Yevgeny Yevtushenko was twenty-three years old when he burst into public awareness with the magazine publication of a long autobiographical poem, "Zima Junction," dealing with his childhood in Siberia and his return there during the post-Stalin years. It was indeed a new voice telling of experiences shared and understood by many, in a vivid flexible verse, direct, sincere, affecting. After a long winter of discontent during the Stalinist period, when such personal expression was practically nonexistent, the work had an immediate impact. Other poems and books followed in quick succession, all displaying acrobatic verbal facility and great sense of urgency. If the verse was often imitative, it was so with open acknowledgment by Yevtushenko of his indebtedness to his masters, Pushkin, Blok, Mayakovsky, Pasternak; if it was at times immature and naïve, the poetry called with youthful ardor for sincerity and honesty, for faith in human decency, and—on the political front—for brotherhood among nations and aversion to war. Yevtushenko's "poetic" appearance, good voice, and ultra-theatrical delivery contributed to his success as a reader of his own work.

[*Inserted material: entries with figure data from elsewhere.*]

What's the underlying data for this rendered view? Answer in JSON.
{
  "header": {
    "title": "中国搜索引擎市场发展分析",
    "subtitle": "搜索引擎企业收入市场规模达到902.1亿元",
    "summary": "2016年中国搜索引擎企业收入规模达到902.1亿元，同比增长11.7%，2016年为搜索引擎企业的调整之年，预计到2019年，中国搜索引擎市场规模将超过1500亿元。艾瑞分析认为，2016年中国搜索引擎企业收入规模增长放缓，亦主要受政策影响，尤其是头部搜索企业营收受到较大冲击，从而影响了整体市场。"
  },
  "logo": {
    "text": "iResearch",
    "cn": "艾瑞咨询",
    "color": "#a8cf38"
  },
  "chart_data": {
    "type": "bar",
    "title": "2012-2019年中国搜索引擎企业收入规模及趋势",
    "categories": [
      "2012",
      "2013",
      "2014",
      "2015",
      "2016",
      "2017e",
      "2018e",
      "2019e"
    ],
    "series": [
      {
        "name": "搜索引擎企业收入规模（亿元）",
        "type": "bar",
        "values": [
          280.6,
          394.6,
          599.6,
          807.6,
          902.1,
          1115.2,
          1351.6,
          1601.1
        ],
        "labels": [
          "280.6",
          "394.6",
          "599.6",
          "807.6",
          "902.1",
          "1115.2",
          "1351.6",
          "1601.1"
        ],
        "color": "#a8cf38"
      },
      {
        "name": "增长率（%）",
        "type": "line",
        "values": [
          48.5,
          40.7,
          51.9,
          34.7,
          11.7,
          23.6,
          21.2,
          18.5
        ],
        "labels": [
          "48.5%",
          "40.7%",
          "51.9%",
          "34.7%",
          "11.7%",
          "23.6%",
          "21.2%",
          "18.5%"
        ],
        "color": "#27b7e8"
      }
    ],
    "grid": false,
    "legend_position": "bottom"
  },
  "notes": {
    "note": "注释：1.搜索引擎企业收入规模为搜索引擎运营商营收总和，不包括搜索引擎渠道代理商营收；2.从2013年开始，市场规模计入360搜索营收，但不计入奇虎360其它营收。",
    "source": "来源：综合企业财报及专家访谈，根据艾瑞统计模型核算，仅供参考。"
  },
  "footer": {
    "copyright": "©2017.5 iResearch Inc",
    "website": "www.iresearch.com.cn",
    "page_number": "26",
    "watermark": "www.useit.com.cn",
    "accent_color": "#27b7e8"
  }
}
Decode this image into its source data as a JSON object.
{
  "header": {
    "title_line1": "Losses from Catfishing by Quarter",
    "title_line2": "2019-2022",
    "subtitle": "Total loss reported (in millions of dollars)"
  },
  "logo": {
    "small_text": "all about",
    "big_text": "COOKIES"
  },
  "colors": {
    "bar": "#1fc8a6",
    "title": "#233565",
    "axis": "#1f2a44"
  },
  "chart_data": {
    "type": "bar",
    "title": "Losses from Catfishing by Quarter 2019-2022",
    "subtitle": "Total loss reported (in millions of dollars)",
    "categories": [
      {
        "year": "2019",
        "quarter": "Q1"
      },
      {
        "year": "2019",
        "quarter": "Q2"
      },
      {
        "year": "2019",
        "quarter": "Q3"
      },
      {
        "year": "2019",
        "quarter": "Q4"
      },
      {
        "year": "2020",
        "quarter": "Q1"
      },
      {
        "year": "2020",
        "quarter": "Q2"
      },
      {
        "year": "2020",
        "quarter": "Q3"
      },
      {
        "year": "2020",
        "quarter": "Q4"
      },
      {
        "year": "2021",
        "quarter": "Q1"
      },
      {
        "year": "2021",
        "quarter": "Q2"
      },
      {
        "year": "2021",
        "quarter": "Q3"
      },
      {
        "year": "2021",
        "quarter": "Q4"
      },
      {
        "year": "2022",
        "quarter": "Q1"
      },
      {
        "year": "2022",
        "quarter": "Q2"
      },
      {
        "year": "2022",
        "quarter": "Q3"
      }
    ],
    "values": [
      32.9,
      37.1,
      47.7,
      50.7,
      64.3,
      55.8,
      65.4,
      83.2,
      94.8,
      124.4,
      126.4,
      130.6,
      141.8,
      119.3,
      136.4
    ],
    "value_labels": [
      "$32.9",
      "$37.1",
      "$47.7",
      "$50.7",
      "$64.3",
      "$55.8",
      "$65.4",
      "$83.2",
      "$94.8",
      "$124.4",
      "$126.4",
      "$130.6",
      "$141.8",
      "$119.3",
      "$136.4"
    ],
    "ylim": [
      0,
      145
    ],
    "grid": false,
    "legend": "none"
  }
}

Elena Levin, in Saturday Review, November 13, 1971, p. 52.
Yevtushenko protests too much. Poets in Russia have always been regarded as keepers of the national soul, but none has ever explored his own purity at such length. Even "honest acts come into question" writes the pained author. He feels himself much maligned….
While pretending to meet the problem of his identity head-on in the introduction, the selection of poems itself [in Stolen Apples] is consciously apolitical. The social themes have, for the most part, been smothered with poetic foam. It is curious that just one poem should touch on the reality of life in the U.S.S.R. Yet socialist realism is still the order of the day….
What strikes old acquaintances in these new poems is that the exuberance has gone out of the golden boy. If Yevtushenko has become tamer, then his protest also has become subtler and more complex. The unashamed selfconfidence of his early years has eroded….
Frankly, the poems in this book are laborious readings: They lack meter, rhyme, rhythm, as well as the force of Yevtushenko's earthy Russian. There is little, if any, feeling for Yevtushenko's variety of expression. But then it may be an impossibility for American poets to swing à la Yevtushenko, from love to propaganda, then on to lyricism and back again to a social theme in the same poem.
Yorick Blumenfeld, in New York Times Book Review (© 1972 by The New York Times Company; reprinted by permission), February 6, 1972, pp. 30-1.